- Directed by: Pierre Billon
- Written by: Charles Robert-Dumas (novel); Bernard Zimmer;
- Produced by: Antoine de Rouvre; Jacques Schwob-d'Héricourt;
- Starring: Jean Murat; Véra Korène; Janine Crispin; Jean-Max;
- Cinematography: Georges Asselin]
- Edited by: Marguerite Beaugé
- Music by: Jean Lenoir
- Production company: Société des Films Vega
- Distributed by: Compagnie Française Cinématographique
- Release date: 20 September 1935;
- Running time: 105 minutes
- Country: France
- Language: French

= Second Bureau (1935 film) =

1935 film

Second Bureau (French: Deuxième bureau) is a 1935 French spy romance film directed by Pierre Billon and starring Jean Murat, Véra Korène and Janine Crispin.

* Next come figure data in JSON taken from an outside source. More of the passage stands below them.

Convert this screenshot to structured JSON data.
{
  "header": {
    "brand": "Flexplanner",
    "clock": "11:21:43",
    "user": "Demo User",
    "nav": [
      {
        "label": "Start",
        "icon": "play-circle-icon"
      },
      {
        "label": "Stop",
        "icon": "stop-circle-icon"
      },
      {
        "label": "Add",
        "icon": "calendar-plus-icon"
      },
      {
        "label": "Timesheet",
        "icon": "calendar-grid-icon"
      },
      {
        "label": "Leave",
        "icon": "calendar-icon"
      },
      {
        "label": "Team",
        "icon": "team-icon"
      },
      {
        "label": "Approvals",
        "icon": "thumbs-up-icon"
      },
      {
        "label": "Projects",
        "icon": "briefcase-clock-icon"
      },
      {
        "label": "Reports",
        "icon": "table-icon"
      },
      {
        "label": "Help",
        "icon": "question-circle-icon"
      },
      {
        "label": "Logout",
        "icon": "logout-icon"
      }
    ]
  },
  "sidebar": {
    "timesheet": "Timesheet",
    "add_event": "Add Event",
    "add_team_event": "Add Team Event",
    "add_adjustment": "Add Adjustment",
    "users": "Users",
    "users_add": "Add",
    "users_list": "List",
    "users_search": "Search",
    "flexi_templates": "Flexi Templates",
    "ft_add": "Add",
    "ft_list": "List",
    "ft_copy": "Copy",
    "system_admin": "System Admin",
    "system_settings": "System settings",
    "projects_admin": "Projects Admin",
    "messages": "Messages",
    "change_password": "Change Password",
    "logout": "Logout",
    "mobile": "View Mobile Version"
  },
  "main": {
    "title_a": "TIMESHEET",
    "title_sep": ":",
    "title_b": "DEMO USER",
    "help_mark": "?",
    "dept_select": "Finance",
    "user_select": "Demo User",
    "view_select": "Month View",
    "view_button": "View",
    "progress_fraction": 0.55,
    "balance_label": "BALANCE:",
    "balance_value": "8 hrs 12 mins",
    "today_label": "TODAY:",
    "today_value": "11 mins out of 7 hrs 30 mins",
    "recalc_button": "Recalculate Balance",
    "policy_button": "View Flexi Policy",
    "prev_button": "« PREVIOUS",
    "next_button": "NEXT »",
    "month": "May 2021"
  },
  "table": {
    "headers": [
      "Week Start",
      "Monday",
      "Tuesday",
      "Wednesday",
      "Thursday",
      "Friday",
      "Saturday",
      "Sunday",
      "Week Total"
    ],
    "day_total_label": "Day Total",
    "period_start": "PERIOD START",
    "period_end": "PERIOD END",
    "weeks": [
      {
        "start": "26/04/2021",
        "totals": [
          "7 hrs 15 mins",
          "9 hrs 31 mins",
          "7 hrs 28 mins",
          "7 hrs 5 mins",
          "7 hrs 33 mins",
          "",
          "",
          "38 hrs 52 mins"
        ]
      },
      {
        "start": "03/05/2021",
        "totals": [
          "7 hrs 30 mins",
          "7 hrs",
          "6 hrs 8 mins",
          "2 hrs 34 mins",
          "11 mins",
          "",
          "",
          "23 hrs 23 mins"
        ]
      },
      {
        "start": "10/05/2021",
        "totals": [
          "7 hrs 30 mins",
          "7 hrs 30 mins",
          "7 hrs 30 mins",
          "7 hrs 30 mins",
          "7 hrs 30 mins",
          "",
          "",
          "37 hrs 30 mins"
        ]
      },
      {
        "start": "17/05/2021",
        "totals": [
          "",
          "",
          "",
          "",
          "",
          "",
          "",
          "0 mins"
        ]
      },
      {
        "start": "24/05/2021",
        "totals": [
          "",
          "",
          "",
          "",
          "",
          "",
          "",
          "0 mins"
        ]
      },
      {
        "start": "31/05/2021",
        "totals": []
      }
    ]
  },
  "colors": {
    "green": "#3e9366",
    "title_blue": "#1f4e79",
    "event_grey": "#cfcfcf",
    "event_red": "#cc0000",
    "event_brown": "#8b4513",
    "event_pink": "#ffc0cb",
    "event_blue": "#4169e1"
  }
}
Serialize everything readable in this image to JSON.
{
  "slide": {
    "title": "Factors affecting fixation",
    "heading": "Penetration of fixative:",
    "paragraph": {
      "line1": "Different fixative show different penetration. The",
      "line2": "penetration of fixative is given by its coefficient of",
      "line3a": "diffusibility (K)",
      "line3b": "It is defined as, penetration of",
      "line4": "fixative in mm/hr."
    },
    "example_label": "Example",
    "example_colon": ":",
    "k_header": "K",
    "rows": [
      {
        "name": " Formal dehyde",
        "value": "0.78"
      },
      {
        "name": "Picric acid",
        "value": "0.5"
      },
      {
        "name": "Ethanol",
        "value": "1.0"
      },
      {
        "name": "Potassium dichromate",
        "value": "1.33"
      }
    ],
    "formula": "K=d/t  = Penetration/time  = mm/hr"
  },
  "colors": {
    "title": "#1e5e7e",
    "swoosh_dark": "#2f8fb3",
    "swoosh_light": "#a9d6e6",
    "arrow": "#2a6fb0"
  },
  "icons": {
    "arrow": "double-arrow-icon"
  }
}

It is based on the novel Second Bureau by Charles Robert-Dumas. The following year it was Second Bureau by Victor Hanbury. The book was one of a spy series Ceux du S. R. published in France by Librarie Arthème Fayard in 1934. The film's sets were designed by the art director Aimé Bazin. It was followed by a sequel Wolves Between Them in 1936.

==Synopsis==
Capitaine Benoit of the French secret service manages to steal the plans of Germany's new fighter plane. German intelligence assigns one of their top female agents to recover the stolen designs.

==Partial cast==
- Jean Murat as Capitaine Benoit
- Véra Korène as L'Espionne Erna Flieder
- Janine Crispin as Dorothee
- Jean-Max as Comte Brusilot
- Pierre Alcover as Weygelmann
- Pierre Magnier as Colonel Guerraud
- Georges Prieur as General Von Raugwitz
- Geno Ferny as L'Aubergiste
- Pierre Larquey as Asjundant Colleret
- Jean Galland as Lieutenant Van Strammer
- Andrée Moreau as Nageberger
- Henry Bonvallet as Schaffingen

==Critical reception==
Writing for The Spectator in 1936, Graham Greene characterized the film as "a rather dull film, [and as] a long packed melodrama". With the exception of the "sinister and satiric" first scene that was described as "brilliant", Greene took the view that on the whole "the film is too thick with drama". Taking issue with the film's genre, Greene suggests that satire and realism would have been more effective in handling the picture's themes.

==Bibliography==
- Low, Rachael. Filmmaking in 1930s Britain. George Allen & Unwin, 1985.